It all seems too familiar for Arsenal fans. So familiar that the first line has probably been used to death in articles about the Gunners in recent years, but it's difficult to offer a unique take on something that just keeps repeating itself. Signs of promise, chance at glory, inevitable failure.
The question, though, is why it keeps happening. The blame has mainly gone to Arsene Wenger, with fans suggesting that he can no longer motivate players, or sign adequate ones, or devise suitable tactics.
Two common themes of Wenger's best sides - those that he put together himself - has been that the core has been together for a while, and they've produced scintillating attacking football.
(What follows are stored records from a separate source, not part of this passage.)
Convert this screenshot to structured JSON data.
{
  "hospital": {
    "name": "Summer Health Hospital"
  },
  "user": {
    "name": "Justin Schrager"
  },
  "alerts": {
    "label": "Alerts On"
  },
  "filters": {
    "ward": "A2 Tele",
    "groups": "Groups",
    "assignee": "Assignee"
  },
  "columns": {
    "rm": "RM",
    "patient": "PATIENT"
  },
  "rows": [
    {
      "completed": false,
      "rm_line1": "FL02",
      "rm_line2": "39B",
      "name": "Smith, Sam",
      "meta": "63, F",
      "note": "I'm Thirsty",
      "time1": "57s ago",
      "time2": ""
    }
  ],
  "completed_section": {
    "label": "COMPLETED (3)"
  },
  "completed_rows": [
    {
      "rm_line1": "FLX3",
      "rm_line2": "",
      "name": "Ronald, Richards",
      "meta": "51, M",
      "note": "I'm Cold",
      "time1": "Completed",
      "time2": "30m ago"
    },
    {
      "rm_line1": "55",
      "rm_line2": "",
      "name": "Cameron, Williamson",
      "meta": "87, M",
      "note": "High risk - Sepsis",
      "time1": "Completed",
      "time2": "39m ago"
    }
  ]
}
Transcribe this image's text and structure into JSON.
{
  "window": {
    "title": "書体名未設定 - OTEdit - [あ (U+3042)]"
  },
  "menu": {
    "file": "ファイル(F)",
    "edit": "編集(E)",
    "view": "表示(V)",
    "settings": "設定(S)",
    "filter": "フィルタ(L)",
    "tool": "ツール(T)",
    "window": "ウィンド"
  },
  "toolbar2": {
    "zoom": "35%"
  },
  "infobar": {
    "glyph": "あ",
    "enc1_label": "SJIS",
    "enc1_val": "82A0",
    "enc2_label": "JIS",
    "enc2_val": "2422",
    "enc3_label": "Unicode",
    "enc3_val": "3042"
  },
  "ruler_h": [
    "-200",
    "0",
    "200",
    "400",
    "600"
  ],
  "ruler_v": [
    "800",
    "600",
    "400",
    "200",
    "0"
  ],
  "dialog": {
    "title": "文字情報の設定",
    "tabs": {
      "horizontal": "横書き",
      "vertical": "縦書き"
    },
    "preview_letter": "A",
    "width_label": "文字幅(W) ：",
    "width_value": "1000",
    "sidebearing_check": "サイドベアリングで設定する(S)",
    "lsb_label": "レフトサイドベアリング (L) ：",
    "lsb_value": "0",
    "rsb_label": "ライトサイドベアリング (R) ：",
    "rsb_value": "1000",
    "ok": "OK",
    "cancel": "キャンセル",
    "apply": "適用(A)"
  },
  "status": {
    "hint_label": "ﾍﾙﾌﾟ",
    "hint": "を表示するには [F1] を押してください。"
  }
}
Take the 'Invincibles' - Henry, Bergkamp, Pires, Ljungberg and others had been playing together for years, and thus knew each other well.
Then there was the class of 2007/08 - Hleb, Fabregas, Adebayor, Van Persie and Rosicky had been together for a while, and this nucleus saw Arsenal produce some fantastic football and a firm challenge for the title.
Even the quartet of Fabregas, Nasri, Van Persie and Walcott had threatened to bring home a trophy having formed a fantastic connection over the 2010/11 season. However, the first three left for different reasons, leaving Walcott as the only one left.
Now look at the Arsenal side - Olivier Giroud, Santi Cazorla and Lukas Podolski were brought into to offset the departure of Van Persie, and have been adjusting to their team-mates ever since. They've shown very bright signs of having adapted - the football Arsenal played in the 5-1 against West Ham earlier showed that the first choice side had gelled to some extent.
However, against Blackburn, Giroud played in front of Gervinho, Rosicky and Oxlade-Chamberlain, rather than Cazorla, Podolski and Walcott, three players who are used to him and vice versa. The trio supporting him on Saturday did not seem to know his game at all, with his various flick-ons, which would usually find a player on the same wavelength, amounting to nothing.
Individually, Arsenal's players were certainly good enough to beat Blackburn - as is often the case after the Gunners slump to another depressing defeat. It seems that a lot of the players are still strangers to one another; things may have improved on that front with the first team, but it appears that the fringe players are still woefully unfamiliar with each other. You would be forgiven for thinking that Rosicky and Giroud had never played together.
Arsenal are a team that rely on high tempo attacking play, and thus require the forward players to know each other well and to be able to combine spontaneously. If the players don't know one another well enough to do that, then the forward play is disjointed. That even damages the defence - they lose the ball when having committed men forward, leaving the defence vulnerable to a counter-attack.
This unfamiliarity is all down to the lack of continuity and the huge turnover in the squad. Seemingly unable to keep their best players, Arsenal are stuck in a vicious cycle. Lose key players; forced to reshuffle; wait for team to gel in disappointing season; see remaining top players agitate and leave.
It's a depressing circle to be caught up in, although with the contract extension of Theo Walcott, Arsenal may well be able to keep their core together this summer. They desperately need to be able to build on their previous season, rather than taking one step forwards and two back. What will be required is patience as the team continues to gel. That, however, is one commodity which many fans are beginning to run out of.